Through the structure of this poem, Thomas further accentuates these themes. If one were to read this poem out loud, the listeners would likely notice the disjointed rhythm that these lines display. The pace of this poem does not resolve the way listeners might like, which mirrors the point that life rarely ends the way individuals would like. Considering that most of the lines are in groups of three, this poem’s rhyme is fairly unpredictable. This structural decision emphasizes that death is unpredictable and seldom behaves the way that we might like it to behave. These mechanical decisions highlight the ways that poetry can communicate uniquely and effectively, and the way that Thomas applied them to this subject matter.

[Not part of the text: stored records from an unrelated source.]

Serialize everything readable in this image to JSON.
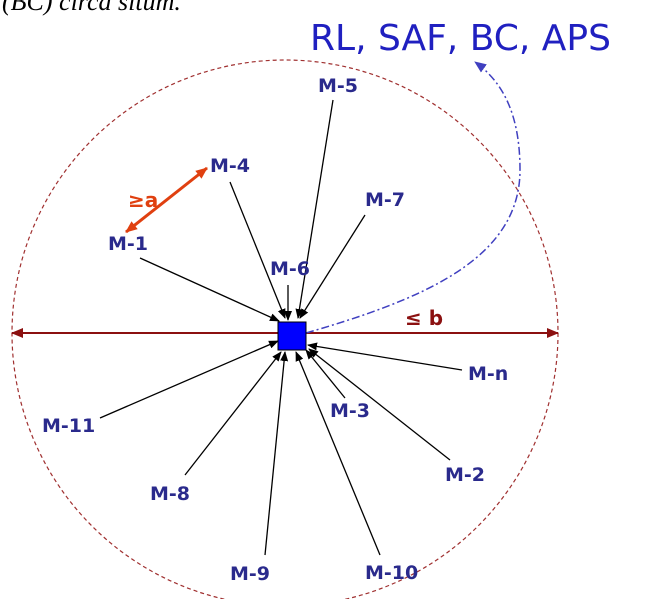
{
  "header": {
    "caption": "(BC) circa situm.",
    "title": "RL, SAF, BC, APS"
  },
  "annotations": {
    "min_distance": "≥a",
    "max_distance": "≤ b"
  },
  "nodes": [
    {
      "label": "M-5"
    },
    {
      "label": "M-4"
    },
    {
      "label": "M-7"
    },
    {
      "label": "M-1"
    },
    {
      "label": "M-6"
    },
    {
      "label": "M-n"
    },
    {
      "label": "M-3"
    },
    {
      "label": "M-2"
    },
    {
      "label": "M-11"
    },
    {
      "label": "M-8"
    },
    {
      "label": "M-9"
    },
    {
      "label": "M-10"
    }
  ]
}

In summary Thomas instructs his readers to deal with death by fighting it to the very end. In the face of death’s inevitability, Thomas commends attempting to make best possible use of every moment of life. A subtler theme in this poem is the idea that “death often brings with it a profound gratitude for life” (Burch 1896). Thomas emphasizes that, because it is the end of life, death often creates a sense of regret, or at least recognition of life’s true value and potential. It is also interesting to reemphasize that this poem is written from the perspective of a son to his father. This poem is not written by someone in the process of dying but rather by someone who is experience the secondary effects of death. But this fact serves as a reminder that death’s greatest negative effects are often on those left behind. As noted earlier, death creates isolation and “the real terror in death, for those dying as for those left behind, is the loneliness of it” (Burch 1896).
For further reading, check out the following sources:
Burch, Druin. “On Death.” Lancet 360.9348 (2002): 1896. Academic Search Premier. Web. 21 Sept. 2016.
Kübler-Ross, Elisabeth. On Death and Dying. New York: Macmillan, 1969.
Thomas, Dylan. “Do Not Go Gentle Into That Good Night.” Poets.org. Academy of American Poets, n.d. Web. 23 Oct. 2016.
Westphal, Jonathan. “Thomas’s Do Not Go Gentle Into That Good Night.” Explicator 52.2 (1994): 113. Academic Search Premier. Web. 21 Sept. 2016.